Ce cri du cœur a été lancé tout bonnement alors que Le Journal discutait avec Lenoir en présence de son groupe, mardi, après un concert-surprise donné sur le parvis de l’église Saint-Jean-Baptiste dans le cadre du Festival d’été.

Originaire de Beauport, Lenoir répondait à une question sur son appartenance à la ville de Québec quand son saxophoniste André Larue est intervenu.

«Ce serait le fun qu’ils arrêtent de nous envoyer des house bands de Montréal quand il y a de gros événements à Québec. Il y a des tonnes de musiciens de Québec qui peuvent le faire aussi bien. Par exemple, la fête nationale sur les plaines d’Abraham», a-t-il dit, suscitant une approbation générale.
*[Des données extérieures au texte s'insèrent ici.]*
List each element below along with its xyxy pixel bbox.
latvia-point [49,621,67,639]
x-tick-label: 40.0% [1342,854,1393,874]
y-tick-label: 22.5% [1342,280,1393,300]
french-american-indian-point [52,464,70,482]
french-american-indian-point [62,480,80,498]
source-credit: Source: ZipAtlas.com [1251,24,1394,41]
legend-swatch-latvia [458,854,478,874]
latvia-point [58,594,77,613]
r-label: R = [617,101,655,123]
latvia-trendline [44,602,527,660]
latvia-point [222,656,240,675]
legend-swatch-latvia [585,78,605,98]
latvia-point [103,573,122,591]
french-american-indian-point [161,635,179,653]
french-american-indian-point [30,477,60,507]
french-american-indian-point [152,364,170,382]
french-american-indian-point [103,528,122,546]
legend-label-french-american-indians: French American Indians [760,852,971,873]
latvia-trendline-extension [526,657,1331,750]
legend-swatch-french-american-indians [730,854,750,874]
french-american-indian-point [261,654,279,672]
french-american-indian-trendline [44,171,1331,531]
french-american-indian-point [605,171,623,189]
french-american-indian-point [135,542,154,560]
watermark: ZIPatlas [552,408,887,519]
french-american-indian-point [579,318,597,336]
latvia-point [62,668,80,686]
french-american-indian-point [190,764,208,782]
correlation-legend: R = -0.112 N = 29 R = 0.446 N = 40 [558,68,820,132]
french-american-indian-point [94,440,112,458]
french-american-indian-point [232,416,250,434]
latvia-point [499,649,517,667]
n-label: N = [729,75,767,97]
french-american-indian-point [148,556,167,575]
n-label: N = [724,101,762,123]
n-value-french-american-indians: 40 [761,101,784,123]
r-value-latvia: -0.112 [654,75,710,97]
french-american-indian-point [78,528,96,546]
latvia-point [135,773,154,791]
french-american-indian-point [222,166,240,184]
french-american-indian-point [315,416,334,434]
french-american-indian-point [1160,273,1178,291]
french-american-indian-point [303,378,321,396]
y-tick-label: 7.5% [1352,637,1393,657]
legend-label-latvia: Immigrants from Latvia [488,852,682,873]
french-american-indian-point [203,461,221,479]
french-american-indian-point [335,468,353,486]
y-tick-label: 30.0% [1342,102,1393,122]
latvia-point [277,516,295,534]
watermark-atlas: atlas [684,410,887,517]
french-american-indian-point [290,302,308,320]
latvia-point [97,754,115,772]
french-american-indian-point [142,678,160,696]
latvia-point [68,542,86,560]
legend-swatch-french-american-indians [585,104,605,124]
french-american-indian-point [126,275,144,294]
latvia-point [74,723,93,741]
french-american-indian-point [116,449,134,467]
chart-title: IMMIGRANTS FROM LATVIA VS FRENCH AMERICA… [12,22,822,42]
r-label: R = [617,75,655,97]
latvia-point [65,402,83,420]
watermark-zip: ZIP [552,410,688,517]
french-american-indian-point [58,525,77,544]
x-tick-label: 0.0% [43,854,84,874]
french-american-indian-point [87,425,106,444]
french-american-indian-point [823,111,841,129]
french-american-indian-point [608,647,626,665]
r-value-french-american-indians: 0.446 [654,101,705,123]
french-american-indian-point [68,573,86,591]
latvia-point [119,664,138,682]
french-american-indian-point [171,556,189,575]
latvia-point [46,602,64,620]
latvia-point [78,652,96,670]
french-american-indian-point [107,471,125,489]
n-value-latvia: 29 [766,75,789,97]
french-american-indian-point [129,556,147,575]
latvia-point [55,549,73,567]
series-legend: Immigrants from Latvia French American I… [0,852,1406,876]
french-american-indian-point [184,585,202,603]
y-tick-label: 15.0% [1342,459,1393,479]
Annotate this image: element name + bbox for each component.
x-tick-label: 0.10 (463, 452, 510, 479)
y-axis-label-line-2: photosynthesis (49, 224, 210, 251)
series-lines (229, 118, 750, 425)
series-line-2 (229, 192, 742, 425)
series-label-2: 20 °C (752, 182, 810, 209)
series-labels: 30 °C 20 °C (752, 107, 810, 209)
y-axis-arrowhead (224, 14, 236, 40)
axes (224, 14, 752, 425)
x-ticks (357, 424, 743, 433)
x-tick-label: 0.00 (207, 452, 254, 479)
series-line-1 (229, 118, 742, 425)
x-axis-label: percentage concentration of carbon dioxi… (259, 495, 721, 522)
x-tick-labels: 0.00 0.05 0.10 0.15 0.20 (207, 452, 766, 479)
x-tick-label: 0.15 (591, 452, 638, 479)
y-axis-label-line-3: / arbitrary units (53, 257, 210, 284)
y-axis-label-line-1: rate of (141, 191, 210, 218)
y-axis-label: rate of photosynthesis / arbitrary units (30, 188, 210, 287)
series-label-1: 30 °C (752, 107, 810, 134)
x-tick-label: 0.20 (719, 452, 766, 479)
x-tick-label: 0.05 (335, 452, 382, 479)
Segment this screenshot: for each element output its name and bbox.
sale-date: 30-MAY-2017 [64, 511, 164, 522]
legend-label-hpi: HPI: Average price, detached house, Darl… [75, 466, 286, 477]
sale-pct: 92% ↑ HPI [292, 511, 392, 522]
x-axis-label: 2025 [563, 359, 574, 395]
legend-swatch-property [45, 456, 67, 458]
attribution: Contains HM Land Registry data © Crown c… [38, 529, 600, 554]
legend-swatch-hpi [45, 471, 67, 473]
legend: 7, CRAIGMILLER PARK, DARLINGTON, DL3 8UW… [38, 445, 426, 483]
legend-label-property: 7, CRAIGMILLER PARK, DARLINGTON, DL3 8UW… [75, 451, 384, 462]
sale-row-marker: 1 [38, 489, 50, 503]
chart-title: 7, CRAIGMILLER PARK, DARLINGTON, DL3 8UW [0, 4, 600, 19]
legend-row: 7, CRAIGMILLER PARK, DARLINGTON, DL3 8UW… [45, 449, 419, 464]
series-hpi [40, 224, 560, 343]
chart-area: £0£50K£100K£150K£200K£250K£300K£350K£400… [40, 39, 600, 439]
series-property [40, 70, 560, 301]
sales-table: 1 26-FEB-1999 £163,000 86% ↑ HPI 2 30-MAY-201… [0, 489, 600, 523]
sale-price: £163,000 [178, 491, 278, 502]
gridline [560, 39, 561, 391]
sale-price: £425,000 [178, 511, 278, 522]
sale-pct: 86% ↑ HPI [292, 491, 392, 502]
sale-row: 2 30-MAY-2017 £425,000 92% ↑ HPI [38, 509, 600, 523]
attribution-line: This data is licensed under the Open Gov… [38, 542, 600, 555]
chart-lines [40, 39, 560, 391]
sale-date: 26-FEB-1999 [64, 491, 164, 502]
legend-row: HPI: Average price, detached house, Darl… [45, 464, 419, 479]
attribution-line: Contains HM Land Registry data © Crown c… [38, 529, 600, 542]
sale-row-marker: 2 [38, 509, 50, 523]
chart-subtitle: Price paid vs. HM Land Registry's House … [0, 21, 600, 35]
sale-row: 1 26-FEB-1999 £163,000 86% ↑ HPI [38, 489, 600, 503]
«C’est un manque de respect», a renchéri Hubert Lenoir.

Sentiment d’appartenance

Lenoir revendique haut et fort son appartenance à Québec. C’est ici qu’il a entièrement créé son album Darlène avec des musiciens d’ici.

Remporter le prix Espoir FEQ à titre d’artiste le plus prometteur de la programmation 2018 du FEQ avait donc une signification particulière à ses yeux.

«J’ai énormément de respect pour Loud et Zach Zoya (les autres artistes en lice pour le prix), mais de gagner contre du monde de Montréal, qui ont de grosses machines derrière eux, c’est quand même important», estime Hubert Lenoir.